Auch gibt es Hinweise darauf, dass Auwaldzecken Erreger ähnlich denen des berüchtigten Fleckfiebers in sich tragen. Doch die Untersuchungen von Biologen und Ärzten zur Gefährlichkeit der Zecken stecken nach Ansicht des Brandenburger Virologen noch in den Kinderschuhen. Durch Auwaldzecken gestochen zu werden, wird mehr und mehr wahrscheinlicher als ein Stich durch die heimische Zeckenart. Denn laut Talaska hat sich die Auwaldzecke in Brandenburg derart breit gemacht dass sie in einigen Regionen den gemeinen Holzbock völlig verdrängt. Die ersten Exemplare waren 2005 im Raum Potsdam-Mittelmark sowie in der Region zwischen Königs Wusterhausen und Erkner entdeckt worden.

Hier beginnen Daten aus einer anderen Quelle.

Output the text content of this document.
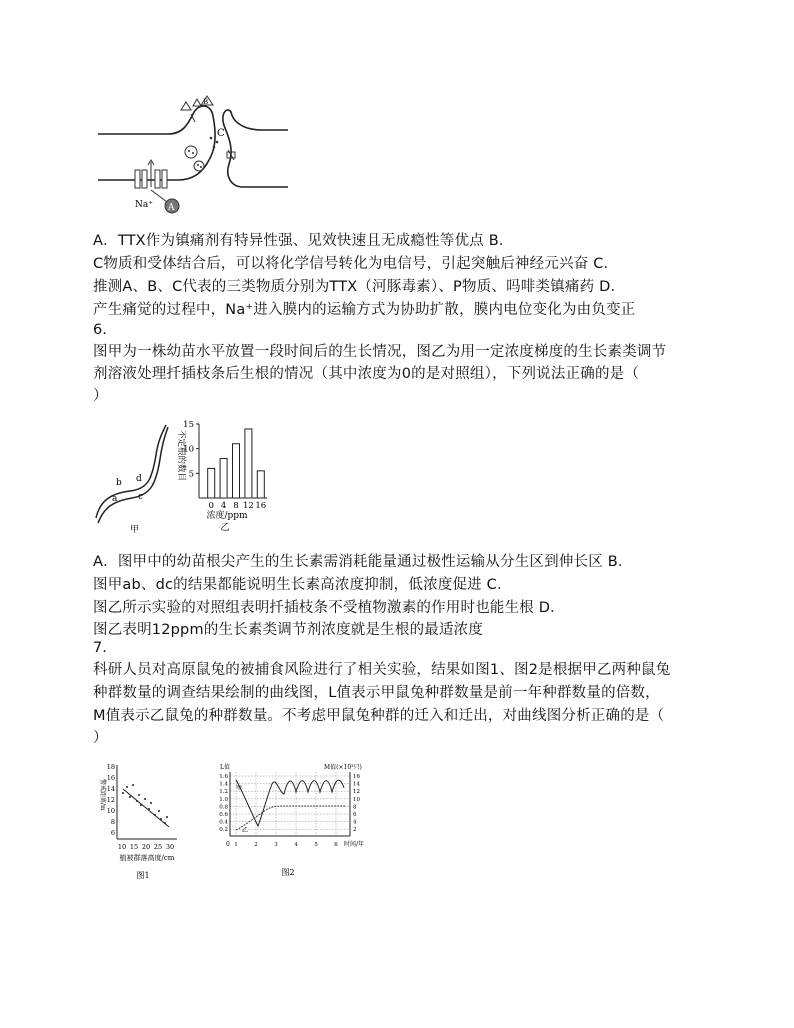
C
B
Na⁺ A
A．TTX作为镇痛剂有特异性强、见效快速且无成瘾性等优点 B．
C物质和受体结合后，可以将化学信号转化为电信号，引起突触后神经元兴奋 C．
推测A、B、C代表的三类物质分别为TTX（河豚毒素）、P物质、吗啡类镇痛药 D．
产生痛觉的过程中，Na⁺进入膜内的运输方式为协助扩散，膜内电位变化为由负变正
6.
图甲为一株幼苗水平放置一段时间后的生长情况，图乙为用一定浓度梯度的生长素类调节
剂溶液处理扦插枝条后生根的情况（其中浓度为0的是对照组），下列说法正确的是（
）
b d
a c
甲
5
10
15
0 4 8 12 16
不定根的数目
浓度/ppm
乙
A．图甲中的幼苗根尖产生的生长素需消耗能量通过极性运输从分生区到伸长区 B．
图甲ab、dc的结果都能说明生长素高浓度抑制，低浓度促进 C．
图乙所示实验的对照组表明扦插枝条不受植物激素的作用时也能生根 D．
图乙表明12ppm的生长素类调节剂浓度就是生根的最适浓度
7.
科研人员对高原鼠兔的被捕食风险进行了相关实验，结果如图1、图2是根据甲乙两种鼠兔
种群数量的调查结果绘制的曲线图，L值表示甲鼠兔种群数量是前一年种群数量的倍数，
M值表示乙鼠兔的种群数量。不考虑甲鼠兔种群的迁入和迁出，对曲线图分析正确的是（
）
警戒距离/m
18
16
14
12
10
8
6
10 15 20 25 30
植被群落高度/cm
图1
L值	M值(×10³只)
1.6	16
1.4	14
1.2	12
1.0	10
0.8	8
0.6	6
0.4	4
0.2	2
1	2	3	4	5	6
甲
乙
0	时间/年
图2
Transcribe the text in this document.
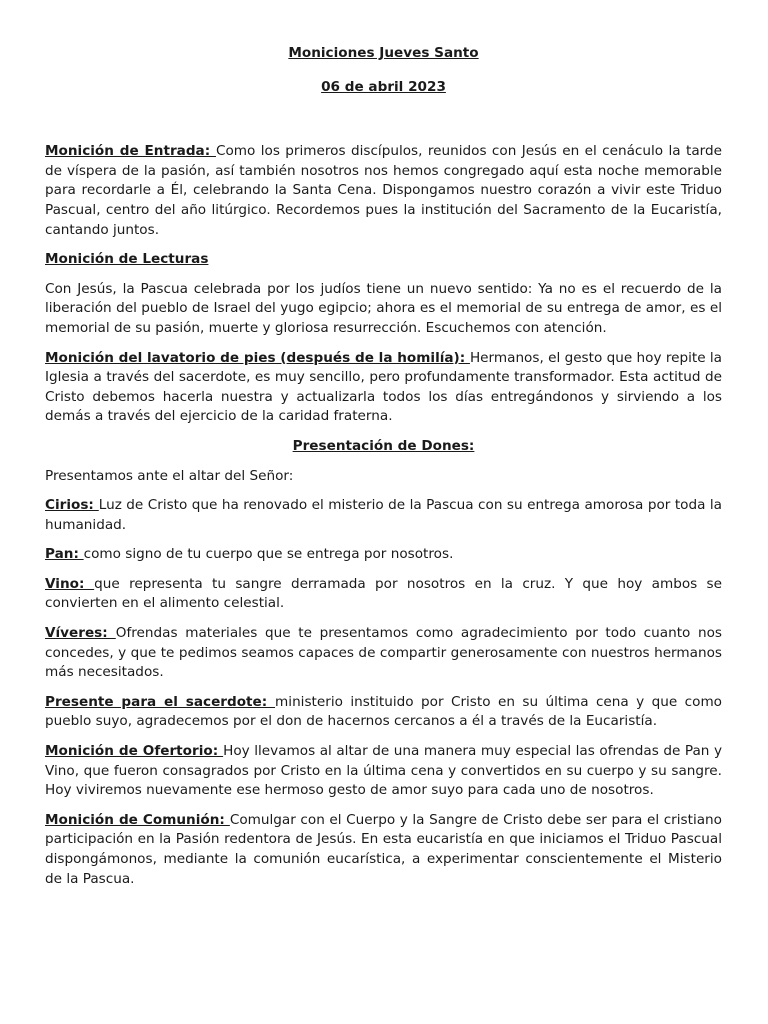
Moniciones Jueves Santo

06 de abril 2023

Monición de Entrada: Como los primeros discípulos, reunidos con Jesús en el cenáculo la tarde de víspera de la pasión, así también nosotros nos hemos congregado aquí esta noche memorable para recordarle a Él, celebrando la Santa Cena. Dispongamos nuestro corazón a vivir este Triduo Pascual, centro del año litúrgico. Recordemos pues la institución del Sacramento de la Eucaristía, cantando juntos.

Monición de Lecturas

Con Jesús, la Pascua celebrada por los judíos tiene un nuevo sentido: Ya no es el recuerdo de la liberación del pueblo de Israel del yugo egipcio; ahora es el memorial de su entrega de amor, es el memorial de su pasión, muerte y gloriosa resurrección. Escuchemos con atención.

Monición del lavatorio de pies (después de la homilía): Hermanos, el gesto que hoy repite la Iglesia a través del sacerdote, es muy sencillo, pero profundamente transformador. Esta actitud de Cristo debemos hacerla nuestra y actualizarla todos los días entregándonos y sirviendo a los demás a través del ejercicio de la caridad fraterna.

Presentación de Dones:

Presentamos ante el altar del Señor:

Cirios: Luz de Cristo que ha renovado el misterio de la Pascua con su entrega amorosa por toda la humanidad.

Pan: como signo de tu cuerpo que se entrega por nosotros.

Vino: que representa tu sangre derramada por nosotros en la cruz. Y que hoy ambos se convierten en el alimento celestial.

Víveres: Ofrendas materiales que te presentamos como agradecimiento por todo cuanto nos concedes, y que te pedimos seamos capaces de compartir generosamente con nuestros hermanos más necesitados.

Presente para el sacerdote: ministerio instituido por Cristo en su última cena y que como pueblo suyo, agradecemos por el don de hacernos cercanos a él a través de la Eucaristía.

Monición de Ofertorio: Hoy llevamos al altar de una manera muy especial las ofrendas de Pan y Vino, que fueron consagrados por Cristo en la última cena y convertidos en su cuerpo y su sangre. Hoy viviremos nuevamente ese hermoso gesto de amor suyo para cada uno de nosotros.

Monición de Comunión: Comulgar con el Cuerpo y la Sangre de Cristo debe ser para el cristiano participación en la Pasión redentora de Jesús. En esta eucaristía en que iniciamos el Triduo Pascual dispongámonos, mediante la comunión eucarística, a experimentar conscientemente el Misterio de la Pascua.
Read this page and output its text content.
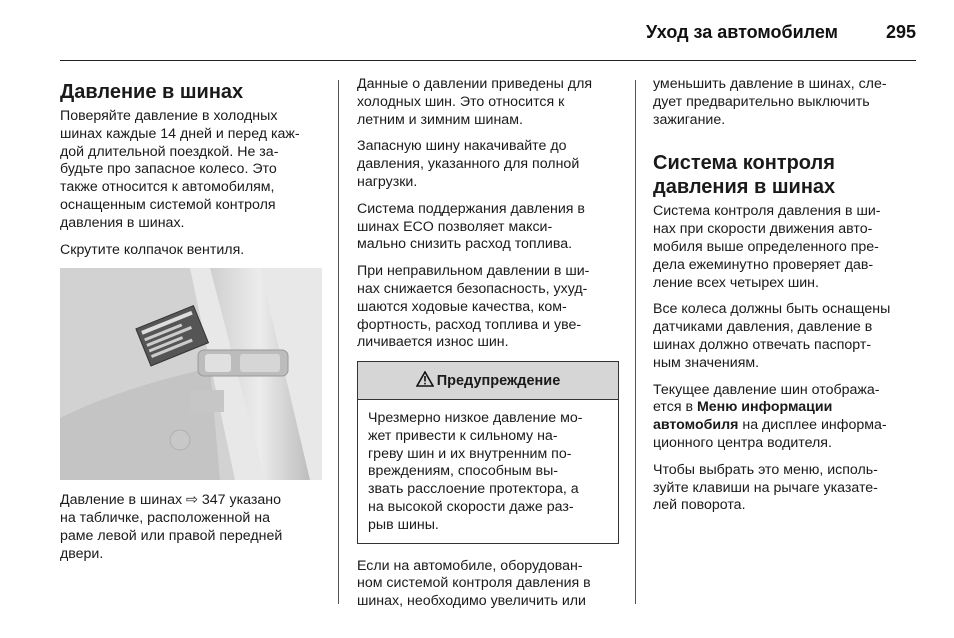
Уход за автомобилем	295
Давление в шинах

Поверяйте давление в холодных
шинах каждые 14 дней и перед каж-
дой длительной поездкой. Не за-
будьте про запасное колесо. Это
также относится к автомобилям,
оснащенным системой контроля
давления в шинах.

Скрутите колпачок вентиля.

Давление в шинах ⇨ 347 указано
на табличке, расположенной на
раме левой или правой передней
двери.

Данные о давлении приведены для
холодных шин. Это относится к
летним и зимним шинам.

Запасную шину накачивайте до
давления, указанного для полной
нагрузки.

Система поддержания давления в
шинах ECO позволяет макси-
мально снизить расход топлива.

При неправильном давлении в ши-
нах снижается безопасность, ухуд-
шаются ходовые качества, ком-
фортность, расход топлива и уве-
личивается износ шин.

Предупреждение
Чрезмерно низкое давление мо-
жет привести к сильному на-
греву шин и их внутренним по-
вреждениям, способным вы-
звать расслоение протектора, а
на высокой скорости даже раз-
рыв шины.

Если на автомобиле, оборудован-
ном системой контроля давления в
шинах, необходимо увеличить или

уменьшить давление в шинах, сле-
дует предварительно выключить
зажигание.

Система контроля
давления в шинах

Система контроля давления в ши-
нах при скорости движения авто-
мобиля выше определенного пре-
дела ежеминутно проверяет дав-
ление всех четырех шин.

Все колеса должны быть оснащены
датчиками давления, давление в
шинах должно отвечать паспорт-
ным значениям.

Текущее давление шин отобража-
ется в Меню информации
автомобиля на дисплее информа-
ционного центра водителя.

Чтобы выбрать это меню, исполь-
зуйте клавиши на рычаге указате-
лей поворота.
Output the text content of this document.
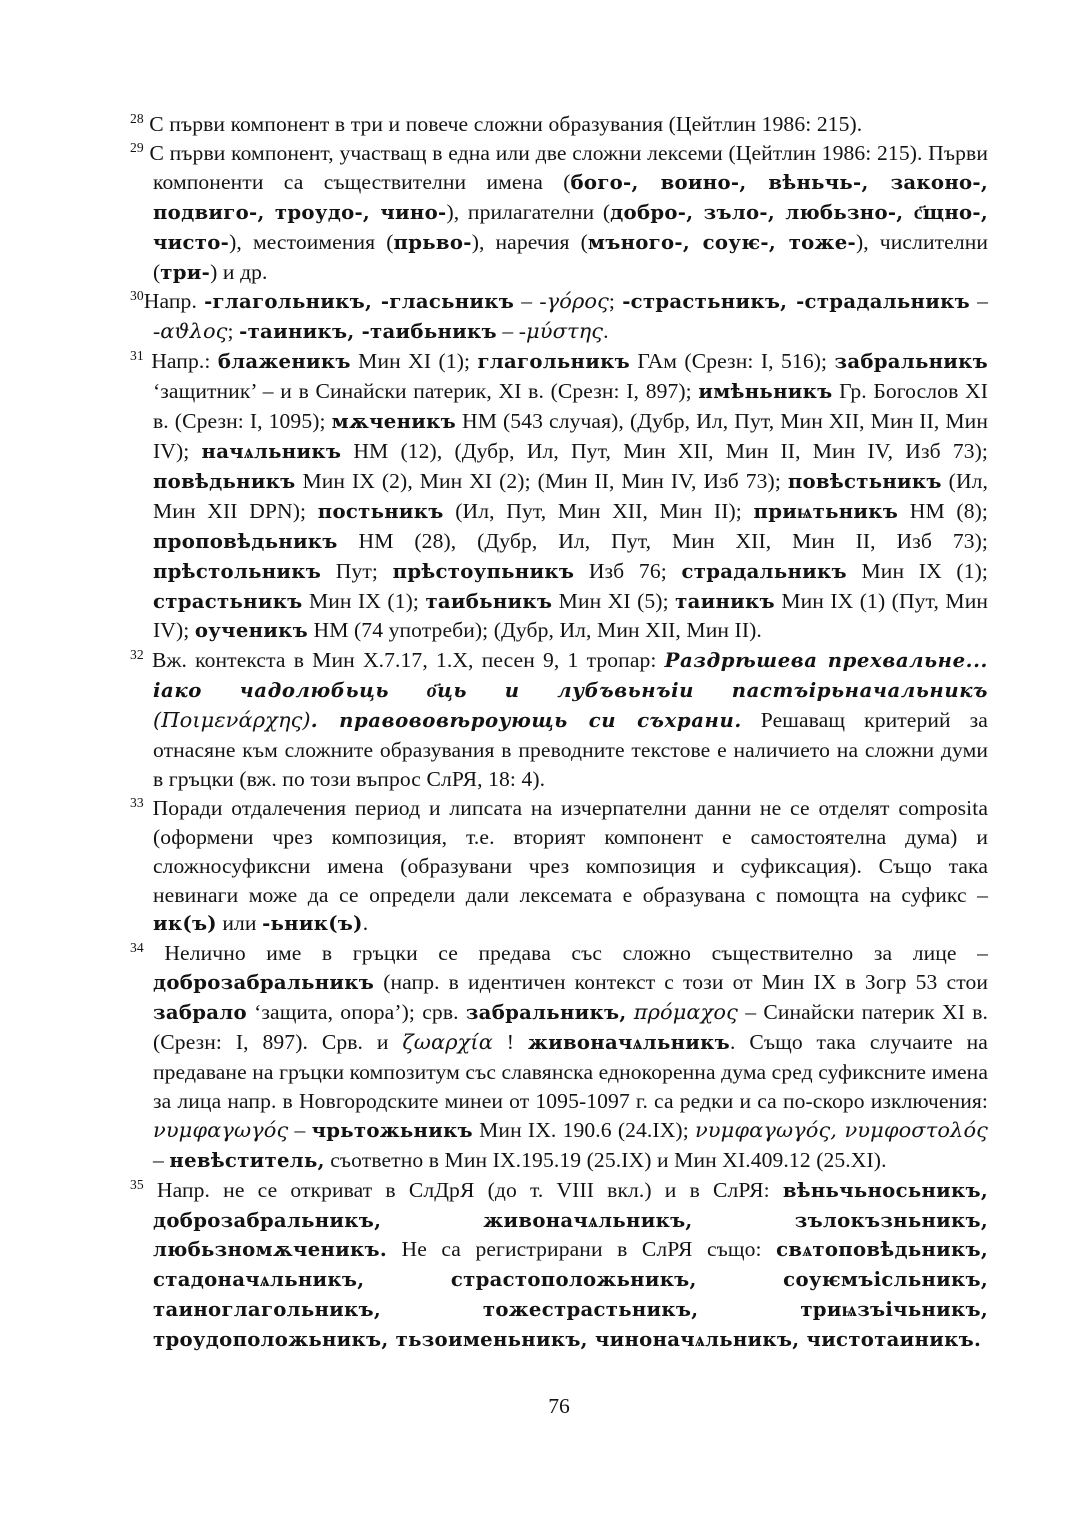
$^{28}$ С първи компонент в три и повече сложни образувания (Цейтлин 1986: 215).

$^{29}$ С първи компонент, участващ в една или две сложни лексеми (Цейтлин 1986: 215). Първи компоненти са съществителни имена (бого-, воино-, вѣньчь-, законо-, подвиго-, троудо-, чино-), прилагателни (добро-, зъло-, любьзно-, с҃щно-, чисто-), местоимения (прьво-), наречия (мъного-, соуѥ-, тоже-), числителни (три-) и др.

$^{30}$Напр. -глагольникъ, -гласьникъ – -γόρος; -страстьникъ, -страдальникъ – -αϑλος; -таиникъ, -таибьникъ – -μύστης.

$^{31}$ Напр.: блаженикъ Мин XI (1); глагольникъ ГАм (Срезн: I, 516); забральникъ ‘защитник’ – и в Синайски патерик, XI в. (Срезн: I, 897); имѣньникъ Гр. Богослов XI в. (Срезн: I, 1095); мѫченикъ НМ (543 случая), (Дубр, Ил, Пут, Мин XII, Мин II, Мин IV); начѧльникъ НМ (12), (Дубр, Ил, Пут, Мин XII, Мин II, Мин IV, Изб 73); повѣдьникъ Мин IX (2), Мин XI (2); (Мин II, Мин IV, Изб 73); повѣстьникъ (Ил, Мин XII DPN); постьникъ (Ил, Пут, Мин XII, Мин II); приѩтьникъ НМ (8); проповѣдьникъ НМ (28), (Дубр, Ил, Пут, Мин XII, Мин II, Изб 73); прѣстольникъ Пут; прѣстоупьникъ Изб 76; страдальникъ Мин IX (1); страстьникъ Мин IX (1); таибьникъ Мин XI (5); таиникъ Мин IX (1) (Пут, Мин IV); оученикъ НМ (74 употреби); (Дубр, Ил, Мин XII, Мин II).

$^{32}$ Вж. контекста в Мин X.7.17, 1.X, песен 9, 1 тропар: Раздрѣшева прехвальне... іако чадолюбьць о҃ць и лубъвьнъіи пастъірьначальникъ (Ποιμενάρχης). правововѣроующь си съхрани. Решаващ критерий за отнасяне към сложните образувания в преводните текстове е наличието на сложни думи в гръцки (вж. по този въпрос СлРЯ, 18: 4).

$^{33}$ Поради отдалечения период и липсата на изчерпателни данни не се отделят composita (оформени чрез композиция, т.е. вторият компонент е самостоятелна дума) и сложносуфиксни имена (образувани чрез композиция и суфиксация). Също така невинаги може да се определи дали лексемата е образувана с помощта на суфикс – ик(ъ) или -ьник(ъ).

$^{34}$ Нелично име в гръцки се предава със сложно съществително за лице – доброзабральникъ (напр. в идентичен контекст с този от Мин IX в Зогр 53 стои забрало ‘защита, опора’); срв. забральникъ, πρόμαχος – Синайски патерик XI в. (Срезн: I, 897). Срв. и ζωαρχία ! живоначѧльникъ. Също така случаите на предаване на гръцки композитум със славянска еднокоренна дума сред суфиксните имена за лица напр. в Новгородските минеи от 1095-1097 г. са редки и са по-скоро изключения: νυμφαγωγός – чрьтожьникъ Мин IX. 190.6 (24.IX); νυμφαγωγός, νυμφοστολός – невѣститель, съответно в Мин IX.195.19 (25.IX) и Мин XI.409.12 (25.XI).

$^{35}$ Напр. не се откриват в СлДрЯ (до т. VIII вкл.) и в СлРЯ: вѣньчьносьникъ, доброзабральникъ, живоначѧльникъ, зълокъзньникъ, любьзномѫченикъ. Не са регистрирани в СлРЯ също: свѧтоповѣдьникъ, стадоначѧльникъ, страстоположьникъ, соуѥмъісльникъ, таиноглагольникъ, тожестрастьникъ, триѩзъічьникъ, троудоположьникъ, тьзоименьникъ, чиноначѧльникъ, чистотаиникъ.

76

Und es gibt noch einen gefährlichen Einwanderer: Vor Jahren entdeckt wurde in Brieskow-Finkenheerd eine Zecke, die längere Beine als der herkömmliche Holzbock und ein markantes, geripptes Rückenschild hat. "Wir haben sie schließlich als Reliktzecke identifiziert, eine bisher ausschließlich aus Osteuropa und Asien bekannte Zeckenart", berichtet Talaska. Inzwischen gebe es immer mehr Funde. "Das ist kein Zufall mehr. Die Reliktzecke lebt jetzt hier bei uns", stellt der Experte fest. Viren und andere Erreger haben Wissenschaftler in ihrem Blut bereits gefunden, welche Krankheiten sie verursachen - daran wird am Berliner Robert-Koch-Institut derzeit noch geforscht.

Zuzügler aus der Türkei

Thomas Talaska schließt nicht aus, dass noch weitere, bisher fremde Parasiten in Deutschland heimisch werden, beispielsweise die aus der Türkei stammende Hylomma-Zecke mit gelb-rot geringelten Beinen. Sie wurde bereits mehrfach in Süddeutschland, aber noch nicht in Brandenburg gefunden und soll ersten Untersuchungen zufolge durch Zugvögel eingeschleppt worden sein. "Stimmen die klimatischen Bedingungen, und gibt es genügend geeignete Biotope und Wirtstiere, dann bleibt auch diese Zeckenart hier und breitet sich aus."